Blog > Preventing Employee Data Leaks Requires Proper Safeguards
Preventing Employee Data Leaks Requires Proper Safeguards
June, 2014, Thompson Publishing Group
Reducing the risk of data breaches requires assessing your company’s vulnerabilities, then addressing them with policies, procedures, training and agreements.
The media tend to focus on external hackers, but “the real culprits for most our clients are internal,” according to employment law attorney Robert Fitzpatrick. Employee data breaches can be classified into the deliberate and the negligent, Fitzpatrick said. In the latter case, most of the negligence falls on the company for failing to identify vulnerabilities and address them with preventative measures.
Prevention starts with a vulnerability assessment, which should cover your data’s entire life cycle, according to Jennifer Trulock of Baker Botts LLP. Are the people, process and technology in place to track and control data from creation to deletion?
Companies often fail to identify the information that’s sensitive, and “make sure that throughout the organization, people are on the same page” regarding what information belongs to the company, added Paul Starkman of Pedersen & Houpt PC in Chicago.
Failing to assign clear ownership for data protection is another common weakness, Trulock said. “The head of IT may not be the right person to make sure confidential business information is protected,” she said. “There are compliance officers and there are IT people, and sometimes they don’t talk as much as they should.”
This can hinder the proper implementation of preventive measures. “We see, regularly, companies buy tools but maybe don’t educate their employees about the tools,” Trulock said — for example, 40 percent of executives reportedly turn off laptop encryption.
Organizations devote most of their resources to preventing hacking,” but people within the organization are responsible for 70 percent of data loss, she said. One common scenario involves “the long-term, trusted employee” who turns out to have been appropriating or misusing data, Starkman noted. “This is something that happens all the time because of a lack of internal controls and a lack of auditing.”
Fitzpatrick also cited a widely held mentality among employees that they are entitled to remove certain information for future use, such as to burnish their credentials with prospective employers.
Sometimes this data is removed during the normal course of business, then when the person’s employment ends he or she has a lot of sensitive information on mobile devices, Fitzpatrick explained. Or sometimes an employee will start taking data after seeing “the handwriting on the wall,” he added.

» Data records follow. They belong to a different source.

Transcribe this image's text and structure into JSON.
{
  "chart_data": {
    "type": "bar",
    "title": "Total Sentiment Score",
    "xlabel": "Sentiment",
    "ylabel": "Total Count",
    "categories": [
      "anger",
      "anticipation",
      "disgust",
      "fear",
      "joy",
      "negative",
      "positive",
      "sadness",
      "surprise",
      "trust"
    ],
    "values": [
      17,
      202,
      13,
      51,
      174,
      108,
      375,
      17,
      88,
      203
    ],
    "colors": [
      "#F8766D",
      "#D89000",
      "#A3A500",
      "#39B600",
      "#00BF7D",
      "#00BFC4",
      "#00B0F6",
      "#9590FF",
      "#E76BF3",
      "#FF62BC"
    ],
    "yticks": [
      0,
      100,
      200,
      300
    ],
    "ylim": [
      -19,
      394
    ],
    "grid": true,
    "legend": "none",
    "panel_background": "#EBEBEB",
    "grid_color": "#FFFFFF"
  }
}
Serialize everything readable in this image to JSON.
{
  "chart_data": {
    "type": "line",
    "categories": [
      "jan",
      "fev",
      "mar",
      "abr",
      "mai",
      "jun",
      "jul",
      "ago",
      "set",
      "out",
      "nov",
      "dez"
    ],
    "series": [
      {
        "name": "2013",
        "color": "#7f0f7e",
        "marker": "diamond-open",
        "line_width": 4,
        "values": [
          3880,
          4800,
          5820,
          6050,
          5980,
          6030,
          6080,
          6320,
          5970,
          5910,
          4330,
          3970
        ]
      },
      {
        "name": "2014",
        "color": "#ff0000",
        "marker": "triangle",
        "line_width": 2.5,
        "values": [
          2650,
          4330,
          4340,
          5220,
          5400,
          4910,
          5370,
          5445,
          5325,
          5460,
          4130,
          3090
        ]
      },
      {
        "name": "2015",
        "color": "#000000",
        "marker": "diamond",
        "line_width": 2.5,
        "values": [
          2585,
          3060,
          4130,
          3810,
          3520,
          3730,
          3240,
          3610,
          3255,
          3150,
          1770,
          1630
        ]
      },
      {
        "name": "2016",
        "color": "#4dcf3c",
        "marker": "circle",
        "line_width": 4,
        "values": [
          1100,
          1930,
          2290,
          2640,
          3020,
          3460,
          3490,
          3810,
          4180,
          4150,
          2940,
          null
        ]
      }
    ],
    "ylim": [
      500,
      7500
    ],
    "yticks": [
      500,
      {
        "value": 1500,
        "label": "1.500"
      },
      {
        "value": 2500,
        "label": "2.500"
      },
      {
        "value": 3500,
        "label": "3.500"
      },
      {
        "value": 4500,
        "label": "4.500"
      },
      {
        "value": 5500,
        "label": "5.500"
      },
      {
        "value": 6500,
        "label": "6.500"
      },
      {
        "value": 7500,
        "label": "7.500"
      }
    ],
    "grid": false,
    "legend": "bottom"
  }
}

Preventing situations in which terminated employees access the corporate network through another employee’s password goes back to building a culture of how important it is to protect data, Fitzpatrick said.
The process elements of prevention include periodic risk assessments, security audits and documented security procedures “that actually reflect the needs of our business,” Trulock said. Having employees sign agreements on confidentiality and nondisclosure should be more than just a paperwork exercise.
“I find employers will have an employee sign a confidentiality agreement,” including an intellectual property provision, Trulock said, but “in my experience employers rarely walk the employee through the IP provision.” And on termination, “you want people to certify that they’ve given everything back to you.”
Not enough companies have a clear picture of where all of their laptops and portable devices are, Starkman added. “Knowing what you have and then being able to protect it is what it’s all about” — including data held by vendors, as Target’s data breach illustrated.
Balancing the people, processes and technology elements of prevention requires consulting with the internal stakeholders, including general counsel, internal audit and the owners of the actual business processes, Trulock continued. “Identify what’s high-risk; protect the stuff that’s important.”
This consultation process should yield a series of policies, procedures, agreements and training for protecting data. The training should cover IT policy, information security, working remotely and preserving company records, Trulock said. “Employees can’t comply with policies if they don’t understand them.”